Hey, Ellie! I’m hoping to start dating my ‘summer girlfriend’ who helped lead me to the same company

Hi Ellie,

My first year of college I had a crush on a girl who, oddly enough, was my best friend’s girlfriend. I stupidly thought she would have interest in me because she’s one of my best friends, and so why would she treat her in a less-than-ideal manner? She didn’t, but I thought she might for a brief period of time during a summer internship that I once had, a fact that I made clear many times, one of which I mentioned with GIFs.

Anyway, I ended up getting laid off and haven’t seen the girl since. Many years later, her friend then called me and admitted that she knew about this and that I was her “summer girlfriend.” It was an awful situation for me, so when her friend said she was looking for me to sign a non-disclosure agreement, I thought I could convince her otherwise, but I eventually just opted not to. That was then, and this is now, so I’m wondering what my best course of action is.

Love,

O

Dear O,

Congratulations on your degree! Now you get to work on one of life’s great lessons: Try to speak to your friends before you talk to strangers.

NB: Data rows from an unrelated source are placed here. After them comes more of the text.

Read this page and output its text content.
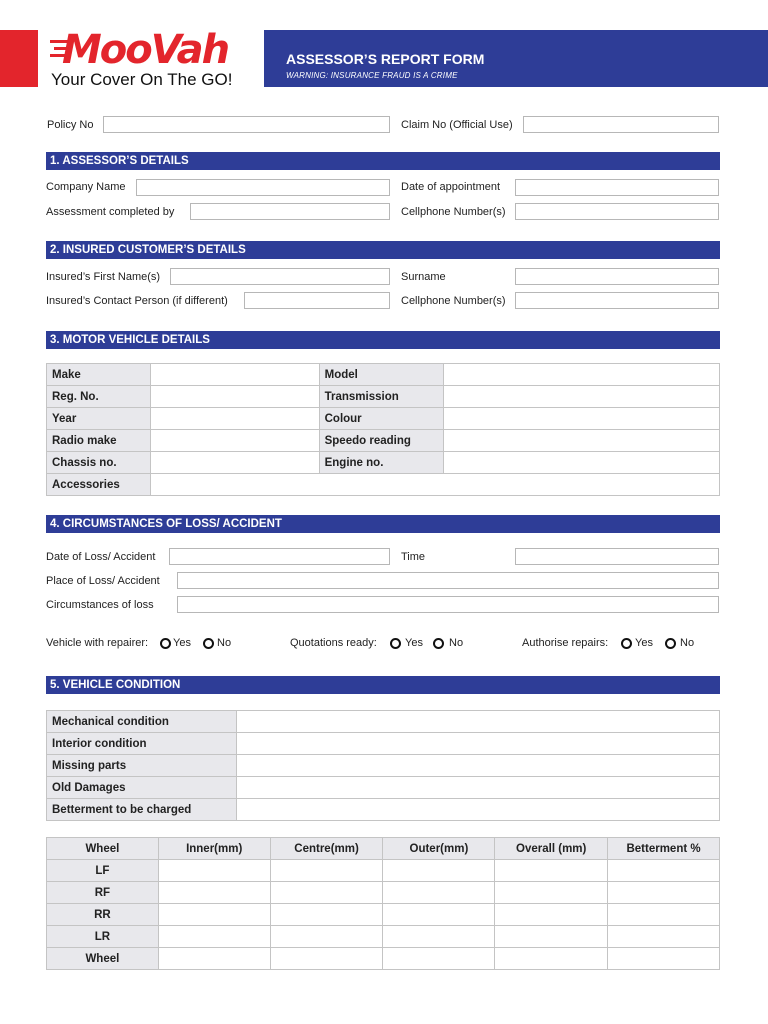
MooVah
Your Cover On The GO!
ASSESSOR’S REPORT FORM
WARNING: INSURANCE FRAUD IS A CRIME
Policy No	Claim No (Official Use)
1. ASSESSOR’S DETAILS
Company Name	Date of appointment
Assessment completed by	Cellphone Number(s)
2. INSURED CUSTOMER’S DETAILS
Insured’s First Name(s)	Surname
Insured’s Contact Person (if different)	Cellphone Number(s)
3. MOTOR VEHICLE DETAILS
Make		Model	
Reg. No.		Transmission	
Year		Colour	
Radio make		Speedo reading	
Chassis no.		Engine no.	
Accessories			
4. CIRCUMSTANCES OF LOSS/ ACCIDENT
Date of Loss/ Accident	Time
Place of Loss/ Accident
Circumstances of loss
Vehicle with repairer: Yes No	Quotations ready:	Yes No	Authorise repairs: Yes No
5. VEHICLE CONDITION
Mechanical condition	
Interior condition	
Missing parts	
Old Damages	
Betterment to be charged	
Wheel	Inner(mm)	Centre(mm)	Outer(mm)	Overall (mm)	Betterment %
LF					
RF					
RR					
LR					
Wheel					
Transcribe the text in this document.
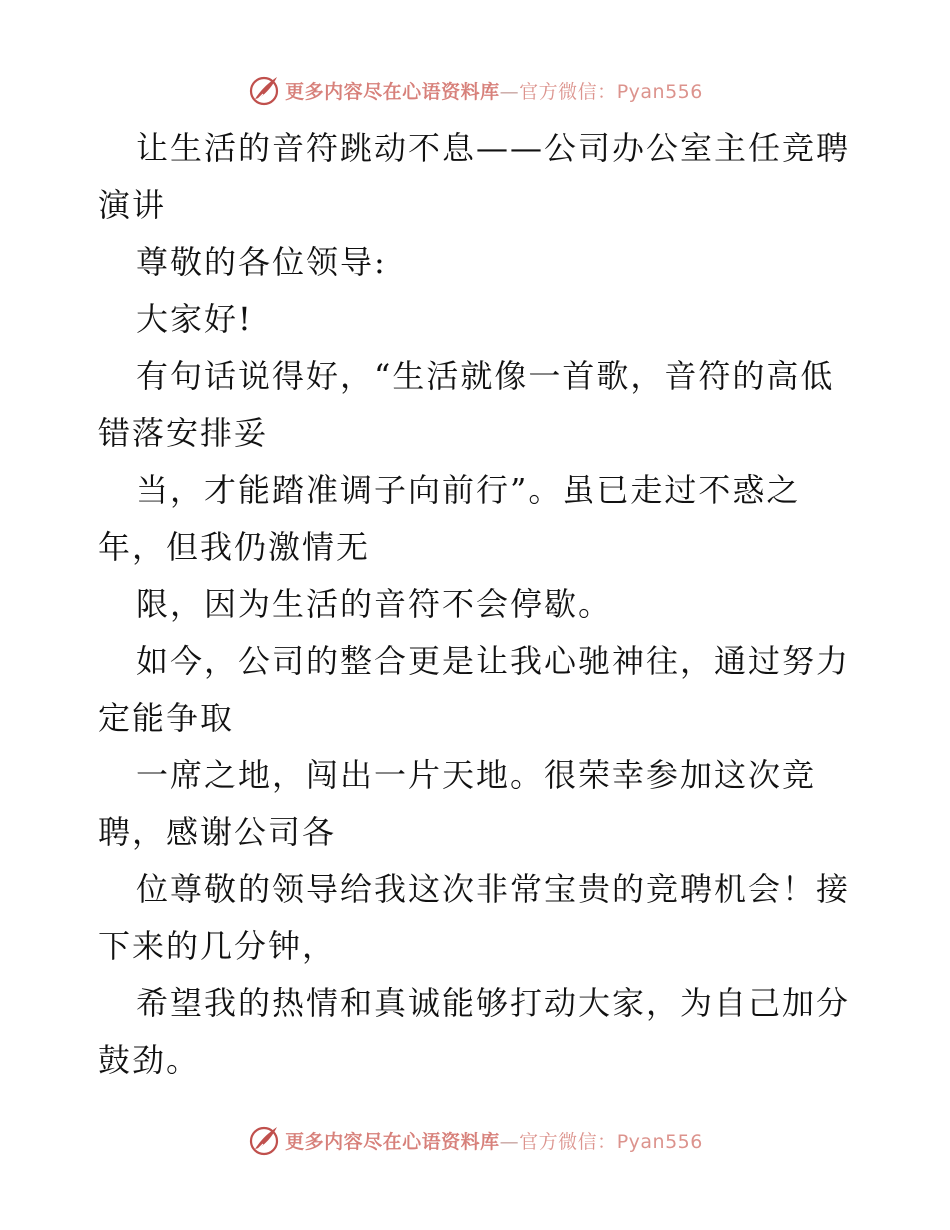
更多内容尽在心语资料库—官方微信：Pyan556

让生活的音符跳动不息——公司办公室主任竞聘

演讲

尊敬的各位领导:

大家好!

有句话说得好，“生活就像一首歌，音符的高低

错落安排妥

当，才能踏准调子向前行”。虽已走过不惑之

年，但我仍激情无

限，因为生活的音符不会停歇。

如今，公司的整合更是让我心驰神往，通过努力

定能争取

一席之地，闯出一片天地。很荣幸参加这次竞

聘，感谢公司各

位尊敬的领导给我这次非常宝贵的竞聘机会！接

下来的几分钟，

希望我的热情和真诚能够打动大家，为自己加分

鼓劲。

更多内容尽在心语资料库—官方微信：Pyan556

If you’re going to call out your friends to their significant others, I’d at least try to ask before offering your services. That way they’ll be aware of your desires, too, instead of just taking it on faith.

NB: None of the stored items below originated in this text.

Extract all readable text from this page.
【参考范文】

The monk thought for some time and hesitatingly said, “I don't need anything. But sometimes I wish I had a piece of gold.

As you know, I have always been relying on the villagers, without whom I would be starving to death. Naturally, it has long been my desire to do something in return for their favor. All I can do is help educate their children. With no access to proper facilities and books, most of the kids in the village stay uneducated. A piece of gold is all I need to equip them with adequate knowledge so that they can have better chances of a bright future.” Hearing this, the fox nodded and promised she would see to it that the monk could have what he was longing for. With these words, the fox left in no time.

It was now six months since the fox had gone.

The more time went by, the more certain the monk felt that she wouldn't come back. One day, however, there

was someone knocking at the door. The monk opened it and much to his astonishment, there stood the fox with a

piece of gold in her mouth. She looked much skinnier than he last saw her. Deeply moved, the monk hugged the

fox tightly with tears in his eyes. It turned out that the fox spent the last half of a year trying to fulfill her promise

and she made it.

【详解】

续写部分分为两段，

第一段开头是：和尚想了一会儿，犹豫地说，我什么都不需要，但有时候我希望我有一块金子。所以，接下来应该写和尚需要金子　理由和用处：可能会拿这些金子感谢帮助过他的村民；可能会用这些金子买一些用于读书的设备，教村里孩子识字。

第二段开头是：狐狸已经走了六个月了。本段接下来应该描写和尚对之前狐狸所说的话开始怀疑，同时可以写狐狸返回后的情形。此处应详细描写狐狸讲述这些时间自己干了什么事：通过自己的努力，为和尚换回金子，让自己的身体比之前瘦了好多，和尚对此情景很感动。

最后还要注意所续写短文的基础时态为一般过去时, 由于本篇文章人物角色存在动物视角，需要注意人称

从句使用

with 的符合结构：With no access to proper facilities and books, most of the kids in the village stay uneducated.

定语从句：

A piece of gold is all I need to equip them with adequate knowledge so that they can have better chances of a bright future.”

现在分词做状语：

You say you “hope” your best friend doesn’t involve you in her out-of-the-blue, two-month fling, so that is evidence enough that you don’t want to be involved at all. When we ask how friends help each other, they’re often using actions as a way to show us how they feel. Even if they aren’t usually aware of how they’re acting, or what actions to take to protect themselves and others, they may need some clear guidance.

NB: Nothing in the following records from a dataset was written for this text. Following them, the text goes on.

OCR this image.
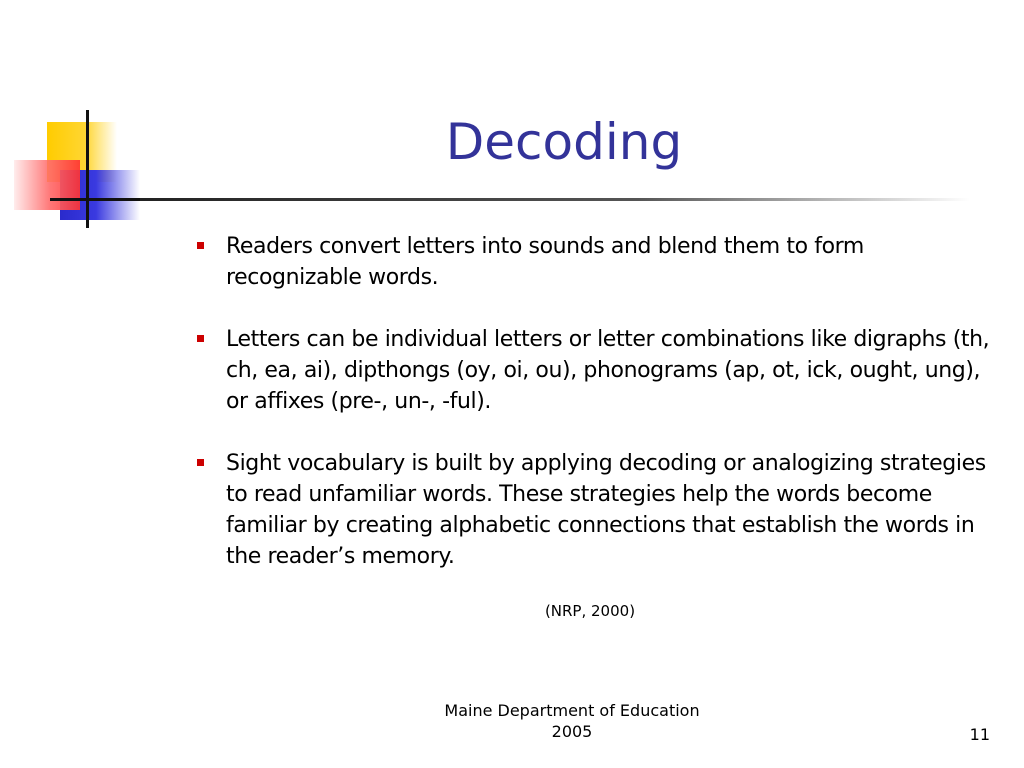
Decoding
Readers convert letters into sounds and blend them to form recognizable words.
Letters can be individual letters or letter combinations like digraphs (th, ch, ea, ai), dipthongs (oy, oi, ou), phonograms (ap, ot, ick, ought, ung), or affixes (pre-, un-, -ful).
Sight vocabulary is built by applying decoding or analogizing strategies to read unfamiliar words. These strategies help the words become familiar by creating alphabetic connections that establish the words in the reader’s memory.
(NRP, 2000)
Maine Department of Education
2005	11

If your friend was unknowingly playing on your emotions and adding little drama to your life, then all you can do is take them at their word — because they are your friends. If they were being unfaithful to you, however, they were lying to you about why they cheated in the first place.

So, how do you figure out if your friend lied about her circumstances? Being honest is the best way. Not just with herself, but also with you. Ask her if she really thought she was in a new relationship. Then, ask her why she lied to you. And if she does lie, you should tell her that she didn’t do her job as a friend and that you’re not going to tolerate it anymore. You can say that, but not just once; make it a part of your conversation from then on.

Ultimately, you might want to approach her with a more detailed explanation. You don’t need to explain specifically why you aren’t taking your friend’s behavior seriously. Rather, you just want to confirm for her that she did her job as a friend and that she is being an excellent friend even though you are firmly on opposite sides of the issue.

Because by being honest with her, you send her a clear message: I know you’re trying to show that you’re a better friend than me, but that’s not going to make me love you any less. I know you want to be this kind of friend, but you just aren’t. If you aren’t telling the truth and can’t be trusted, then you aren’t being this kind of friend to me, either.

As you learn to love your new experience, which hopefully you will, it will be easier to let go of the old one. In fact, I hope you eventually can have a relationship with the other friend without worrying about what she did with your ex. You deserve some time to mend your broken friendship.

Ellie B., from Seattle, Washington, is a reporter for MTV and Brooklyn Magazine.